だから藤沢さん(当時の専務)は、そんな危機を迎えて、対外的にいろいろ説明するよりも、社内を奮い立たせる! それを選んだんですね。
『どうかね、マン島にでもでるかね?』
藤沢さんは本田宗一郎に、こんな風にけしかけたんだと思う」

1954年の3月、こうしてHondaは、マン島TTレースへの参戦を宣言する。とはいえ、この時点で、どこかのレースにでられるようなレース用の車両を、Hondaがすでに持っていたわけではなかった。

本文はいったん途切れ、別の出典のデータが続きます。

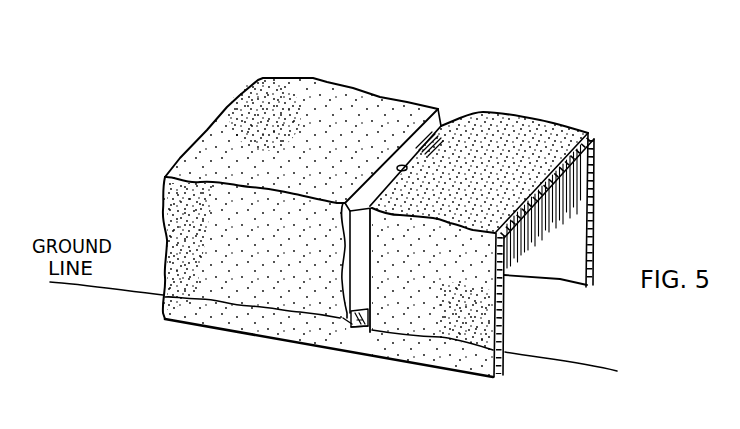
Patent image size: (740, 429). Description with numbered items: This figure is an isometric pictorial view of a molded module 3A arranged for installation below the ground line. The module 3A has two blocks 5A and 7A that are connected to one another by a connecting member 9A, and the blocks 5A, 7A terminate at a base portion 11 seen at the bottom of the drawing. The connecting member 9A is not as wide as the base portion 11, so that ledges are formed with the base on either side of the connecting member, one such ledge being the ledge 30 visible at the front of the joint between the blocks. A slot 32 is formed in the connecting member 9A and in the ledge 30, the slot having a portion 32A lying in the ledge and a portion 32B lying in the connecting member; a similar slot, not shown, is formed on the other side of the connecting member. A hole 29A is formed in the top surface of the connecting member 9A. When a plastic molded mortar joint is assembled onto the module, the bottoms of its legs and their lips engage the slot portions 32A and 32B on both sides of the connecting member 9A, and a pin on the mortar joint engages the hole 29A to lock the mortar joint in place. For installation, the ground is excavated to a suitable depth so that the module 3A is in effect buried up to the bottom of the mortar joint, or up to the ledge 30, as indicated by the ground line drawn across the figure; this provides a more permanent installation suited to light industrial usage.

The molded module 3A is at (198, 88).
The block 5A is at (231, 251).
The block 7A is at (448, 272).
The connecting member 9A is at (362, 237).
The hole 29A is at (399, 164).
The slot 32 is at (350, 313).
The slot portion 32A is at (371, 330).
The slot portion 32B is at (369, 311).
The ledge 30 is at (349, 327).
The base portion 11 is at (203, 329).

サンパウロのレースに参加したといっても、市販の実用車ドリームの排気量を125ccに縮小しただけの改造車で、ミッションも2速しかなかった。

「だから、宣言から、実際の参戦までには5年かかってます」

今日の視点では、この宣言は、のちのHonda二輪による世界完全制覇につながる輝かしき記念碑のひとつと見える。しかし、当時はどうだったのだろう? たとえばリキさんは、この宣言を当時、どこで見て、そしてどんな感想を持ったのか?

「ぼくは高1くらいの頃でしたね。この宣言は雑誌で見ました。そうか、HondaはいよいよTTに挑戦するんだ!……とは思ったけど、ただ、そのときのことを正直にいえば、いまひとつ意味不明だったね(笑)。

ただ、その熱意だけはわかった。TTレースにでられるようなクルマを作るメーカーになってやるんだ、と。いつかはマン島で走るんだ、と。そんな夢を持つメーカーなんだということは、ひしひしと伝わってきた」

たしかに、この50年代前半という時点では、日本の自動車/二輪業界はようやくヨチヨチ歩きをはじめたところであり、何とかブツをこさえてみよう……といったレベルだった。したがって、この時点での国際戦略など、イメージすらできなかったはず。(トヨタが純国産の乗用車クラウンをデビューさせるのは1955年である)

そんな日本の「1954年」に、世界へ挑戦するという宣言をしたメーカーがあったのだ。HondaというメーカーのこのDNAは、やはり、すごいとしかいいようがない。

「それと、いまよくそれを読んでみると、Hondaは世界へでていくと宣言してるけど、それが二輪に限るとは、ひと言もいってないのね」

そう、本田宗一郎によるこの「マン島宣言」の一節には、こんなフレーズがあるのだ。

「私の青年時代よりの夢は私の製作致しました自動車を以て全世界の自動車競争場裡に於て覇者となることで御座居ました」。

これにつづけて、

「終戦後二輪車なれば最初から四輪車のような尨大なる設備をしなくても企業として成り立つと考え、先ずこの分野に於て出発いたしました」

として、この54年の時点でHondaができることを述べている。 四輪のF1制覇にまで至るその後のHondaの歴史を考えると、この「宣言」の奥深さがあらためて見えてくる。